Common issues/errors

data entry errors
Data entry errors can occur in any invoice field and account for the majority of errors in accounts payable processing. According to a research report, data entry errors average 1.6% of total AP transactions. While the ratio may seem small, the absolute number of errors increases in companies with hundreds of AP transactions. This also increases the likelihood that the mistake will cause a big dollar impact on finances and outlays! The other source of risk is that these errors are not easily measurable and/or visible in most accounting departments. This ‘hidden’ nature makes it difficult to develop rules or actions to reduce the impact of these errors.

mismatch errors
Reconciling invoices with purchase orders and packing slips/merchandising receipts is complex and error-prone, as AP staff often do not document and follow business rules for reconciliation. In most companies, the lack of sufficiently detailed documentation to match business rules makes it difficult to automate this process. This forces the accounts payable staff to manually apply the rules, increasing the possibility of errors.

Excessive use of purchase order-receipt-invoice matching tolerances
Many accounts payable departments use matching tolerances to reduce the effort of resolving mismatches, but these tolerances are often set too loosely (to reduce effort), allowing dollars to be lost.

Duplicate or incorrect invoices
Suppliers frequently generate duplicate invoices when an invoice has not been paid on time. Most companies can only track such invoices if invoices are properly matched to purchase orders.

Wrong account coding
Account coding is critical and the rules for coding are not well documented or established in most companies; this can lead to inconsistent coding between departments or manipulation for budgeting or other purposes. This lack of consistency in coding can also make comparison of trends for different expenses or income difficult or inaccurate.

Disappearing bills and unapproved bills
Invoices that come directly from the vendor to a business unit manager or non-accounting location tend to be delayed (sometimes on purpose) or lost due to disorganized paperwork or filing systems, decentralized operations, and multiple points Contact for invoices. As a result, the accounting may not know the exact amount of the invoices, and therefore the company’s liabilities may not actually be known or reflected on the balance sheet. This also leads to late fees and bad credit from vendors.

Approval of new suppliers or update of key supplier information

Careful controls must be put in place over who can approve the establishment or review of providers to prevent fraud.

Difficulty finding bills and checks after document processing and storage is expensive paper

Documents are difficult to locate after accounts payable processing due to filing errors and are costly to store and locate. Many companies store the invoice, a copy of the check, and the purchase order together for easy retrieval, but this is extremely expensive. The lack of a proper electronic document management system also exacerbates the problem.

Findings from a recent study highlight common mistakes and problems faced by the accounts payable department. They also emphasize the manual, inefficient, and error-prone nature of most accounts payable processes.

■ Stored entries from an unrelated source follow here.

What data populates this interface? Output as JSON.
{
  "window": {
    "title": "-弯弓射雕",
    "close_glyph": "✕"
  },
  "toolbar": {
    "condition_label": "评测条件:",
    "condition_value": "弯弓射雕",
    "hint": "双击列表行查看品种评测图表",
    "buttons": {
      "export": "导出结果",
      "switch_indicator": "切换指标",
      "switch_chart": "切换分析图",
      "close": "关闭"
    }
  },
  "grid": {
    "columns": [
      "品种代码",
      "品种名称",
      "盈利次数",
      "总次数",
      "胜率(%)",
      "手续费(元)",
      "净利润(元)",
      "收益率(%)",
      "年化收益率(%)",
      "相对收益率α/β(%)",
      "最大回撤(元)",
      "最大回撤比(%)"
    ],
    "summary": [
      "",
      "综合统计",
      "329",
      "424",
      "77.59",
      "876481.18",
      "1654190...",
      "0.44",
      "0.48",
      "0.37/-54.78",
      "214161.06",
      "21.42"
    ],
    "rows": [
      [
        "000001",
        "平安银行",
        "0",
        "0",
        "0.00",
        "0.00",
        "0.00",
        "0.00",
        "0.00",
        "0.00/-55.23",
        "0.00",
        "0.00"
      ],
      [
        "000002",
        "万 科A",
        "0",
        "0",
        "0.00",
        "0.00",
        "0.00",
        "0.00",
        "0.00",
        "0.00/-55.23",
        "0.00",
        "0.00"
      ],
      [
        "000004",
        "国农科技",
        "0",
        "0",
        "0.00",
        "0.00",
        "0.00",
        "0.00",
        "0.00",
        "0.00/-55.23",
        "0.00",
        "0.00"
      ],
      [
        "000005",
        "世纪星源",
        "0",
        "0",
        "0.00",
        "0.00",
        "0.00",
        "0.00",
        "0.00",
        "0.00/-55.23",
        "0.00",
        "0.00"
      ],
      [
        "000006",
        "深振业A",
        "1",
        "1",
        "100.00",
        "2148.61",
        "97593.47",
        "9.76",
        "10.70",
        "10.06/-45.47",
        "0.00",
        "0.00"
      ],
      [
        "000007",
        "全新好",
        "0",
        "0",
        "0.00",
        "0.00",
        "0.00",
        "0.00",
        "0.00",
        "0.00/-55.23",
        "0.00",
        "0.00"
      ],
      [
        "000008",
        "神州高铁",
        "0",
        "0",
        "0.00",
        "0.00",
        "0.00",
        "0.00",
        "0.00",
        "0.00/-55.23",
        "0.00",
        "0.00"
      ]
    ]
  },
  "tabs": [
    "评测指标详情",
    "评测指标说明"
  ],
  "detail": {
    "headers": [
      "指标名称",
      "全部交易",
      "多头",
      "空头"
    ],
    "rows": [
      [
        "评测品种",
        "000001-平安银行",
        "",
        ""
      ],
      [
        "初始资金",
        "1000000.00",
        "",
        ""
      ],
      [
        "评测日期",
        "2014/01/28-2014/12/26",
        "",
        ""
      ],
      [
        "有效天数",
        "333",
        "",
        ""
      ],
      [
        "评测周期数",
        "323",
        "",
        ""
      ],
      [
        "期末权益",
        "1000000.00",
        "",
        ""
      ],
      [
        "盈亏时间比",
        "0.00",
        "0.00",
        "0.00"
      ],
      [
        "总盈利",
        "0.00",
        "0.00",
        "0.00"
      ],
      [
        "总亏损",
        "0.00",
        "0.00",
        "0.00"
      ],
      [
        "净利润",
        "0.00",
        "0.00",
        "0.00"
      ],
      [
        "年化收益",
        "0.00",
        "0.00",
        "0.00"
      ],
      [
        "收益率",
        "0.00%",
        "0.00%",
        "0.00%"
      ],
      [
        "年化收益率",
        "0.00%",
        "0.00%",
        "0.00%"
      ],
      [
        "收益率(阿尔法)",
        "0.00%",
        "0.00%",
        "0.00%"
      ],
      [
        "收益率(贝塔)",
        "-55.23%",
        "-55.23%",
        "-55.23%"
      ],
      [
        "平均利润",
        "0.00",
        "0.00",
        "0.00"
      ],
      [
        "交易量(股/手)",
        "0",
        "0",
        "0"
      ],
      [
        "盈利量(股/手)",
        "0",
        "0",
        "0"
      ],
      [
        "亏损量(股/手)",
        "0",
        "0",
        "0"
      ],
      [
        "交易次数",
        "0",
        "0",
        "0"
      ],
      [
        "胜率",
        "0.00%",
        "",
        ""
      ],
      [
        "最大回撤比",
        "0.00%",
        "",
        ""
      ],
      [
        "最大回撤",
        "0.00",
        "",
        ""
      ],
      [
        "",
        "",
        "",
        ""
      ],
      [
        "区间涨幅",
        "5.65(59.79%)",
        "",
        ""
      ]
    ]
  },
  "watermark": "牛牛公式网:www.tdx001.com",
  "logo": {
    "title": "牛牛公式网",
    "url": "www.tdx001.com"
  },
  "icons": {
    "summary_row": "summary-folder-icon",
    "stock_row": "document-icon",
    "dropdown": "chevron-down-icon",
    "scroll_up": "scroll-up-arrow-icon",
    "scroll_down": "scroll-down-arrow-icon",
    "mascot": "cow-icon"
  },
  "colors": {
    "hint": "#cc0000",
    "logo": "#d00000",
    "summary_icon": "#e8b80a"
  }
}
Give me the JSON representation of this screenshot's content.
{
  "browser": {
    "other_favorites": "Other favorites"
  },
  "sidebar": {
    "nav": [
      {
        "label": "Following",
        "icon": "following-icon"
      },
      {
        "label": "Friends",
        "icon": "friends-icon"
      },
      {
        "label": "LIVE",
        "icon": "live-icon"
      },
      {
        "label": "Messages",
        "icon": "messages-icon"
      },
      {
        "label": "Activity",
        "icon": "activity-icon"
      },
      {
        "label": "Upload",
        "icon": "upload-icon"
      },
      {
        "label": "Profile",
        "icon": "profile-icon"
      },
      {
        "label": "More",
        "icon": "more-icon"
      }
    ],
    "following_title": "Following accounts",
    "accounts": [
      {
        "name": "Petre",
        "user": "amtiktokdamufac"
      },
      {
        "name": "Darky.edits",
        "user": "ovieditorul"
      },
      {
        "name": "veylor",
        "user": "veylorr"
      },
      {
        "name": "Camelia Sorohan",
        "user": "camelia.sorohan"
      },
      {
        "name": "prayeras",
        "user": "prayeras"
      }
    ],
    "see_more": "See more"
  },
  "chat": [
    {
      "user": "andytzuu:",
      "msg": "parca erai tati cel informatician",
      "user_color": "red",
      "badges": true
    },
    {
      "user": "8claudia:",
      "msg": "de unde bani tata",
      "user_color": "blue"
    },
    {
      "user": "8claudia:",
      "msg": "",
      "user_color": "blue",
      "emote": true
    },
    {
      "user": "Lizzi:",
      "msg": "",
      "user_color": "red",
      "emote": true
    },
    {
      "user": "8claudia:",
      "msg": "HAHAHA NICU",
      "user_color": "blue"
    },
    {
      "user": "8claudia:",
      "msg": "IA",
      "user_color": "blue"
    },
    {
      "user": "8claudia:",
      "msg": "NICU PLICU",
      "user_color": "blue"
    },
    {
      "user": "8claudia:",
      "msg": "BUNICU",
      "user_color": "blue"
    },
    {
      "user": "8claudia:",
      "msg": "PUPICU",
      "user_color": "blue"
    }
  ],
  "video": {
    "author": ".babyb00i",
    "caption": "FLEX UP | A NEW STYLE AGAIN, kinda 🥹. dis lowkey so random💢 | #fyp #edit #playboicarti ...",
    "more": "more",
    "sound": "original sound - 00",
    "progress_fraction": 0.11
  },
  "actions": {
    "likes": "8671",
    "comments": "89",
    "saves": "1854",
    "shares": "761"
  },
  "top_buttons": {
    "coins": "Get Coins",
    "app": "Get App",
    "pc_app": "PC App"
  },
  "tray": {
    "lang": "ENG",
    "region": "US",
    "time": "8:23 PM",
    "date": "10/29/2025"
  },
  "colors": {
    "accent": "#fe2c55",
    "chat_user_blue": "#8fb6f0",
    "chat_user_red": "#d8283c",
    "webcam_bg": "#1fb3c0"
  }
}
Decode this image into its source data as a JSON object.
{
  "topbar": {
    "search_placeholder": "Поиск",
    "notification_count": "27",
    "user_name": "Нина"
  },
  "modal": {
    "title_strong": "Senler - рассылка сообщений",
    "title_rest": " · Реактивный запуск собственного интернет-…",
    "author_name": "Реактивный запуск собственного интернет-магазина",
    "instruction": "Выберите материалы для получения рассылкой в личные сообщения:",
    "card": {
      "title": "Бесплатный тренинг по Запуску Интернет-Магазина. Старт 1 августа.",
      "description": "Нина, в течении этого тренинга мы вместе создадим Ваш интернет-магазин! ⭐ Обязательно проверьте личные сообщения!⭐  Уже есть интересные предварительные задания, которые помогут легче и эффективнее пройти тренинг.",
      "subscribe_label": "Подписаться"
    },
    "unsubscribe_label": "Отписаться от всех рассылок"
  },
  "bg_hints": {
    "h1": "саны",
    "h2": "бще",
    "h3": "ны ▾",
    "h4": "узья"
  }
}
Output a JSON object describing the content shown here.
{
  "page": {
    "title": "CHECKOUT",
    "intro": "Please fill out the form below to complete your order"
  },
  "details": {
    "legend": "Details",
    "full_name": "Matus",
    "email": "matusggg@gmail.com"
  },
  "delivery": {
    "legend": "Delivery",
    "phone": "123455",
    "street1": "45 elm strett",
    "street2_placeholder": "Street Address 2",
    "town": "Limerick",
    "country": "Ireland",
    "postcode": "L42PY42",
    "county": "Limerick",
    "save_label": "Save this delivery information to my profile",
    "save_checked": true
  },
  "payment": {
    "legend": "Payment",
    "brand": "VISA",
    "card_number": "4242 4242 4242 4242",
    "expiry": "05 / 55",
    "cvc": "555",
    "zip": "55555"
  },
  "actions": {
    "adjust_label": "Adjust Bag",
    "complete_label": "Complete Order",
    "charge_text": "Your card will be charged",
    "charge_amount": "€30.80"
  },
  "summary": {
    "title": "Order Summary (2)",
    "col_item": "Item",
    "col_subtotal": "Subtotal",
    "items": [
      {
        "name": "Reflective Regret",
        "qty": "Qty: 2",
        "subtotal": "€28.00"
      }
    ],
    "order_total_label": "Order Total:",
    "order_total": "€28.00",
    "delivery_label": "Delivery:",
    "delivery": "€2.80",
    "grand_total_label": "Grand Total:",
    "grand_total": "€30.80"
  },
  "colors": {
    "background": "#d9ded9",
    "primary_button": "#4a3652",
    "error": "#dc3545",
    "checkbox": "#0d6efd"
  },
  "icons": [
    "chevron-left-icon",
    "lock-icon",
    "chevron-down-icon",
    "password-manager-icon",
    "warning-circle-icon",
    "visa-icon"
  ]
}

The key findings of the study are:

• Errors – The average accounts payable department has an error rate of 1.6%.
• High Cost: The average cost to process an invoice is $16.54
• Lack of controls: Administrative staff have wide discretion on how to apply management rules around purchase order/receipt/invoice matching and payment and invoice authorization rules are not always followed.
• Poor Visibility: Finance Managers Increased Outstanding Monthly Accounts Payable; many of the individual transactions are paper invoices sitting in managers’ inboxes waiting for approval that financial managers have not seen
• Poor Documentation – The large amount of paper in the process makes it difficult to locate manually filed invoices and check documents.
• Management time – All of the above contribute to an inordinate amount of management time, attention and resources being spent on a non-value added function.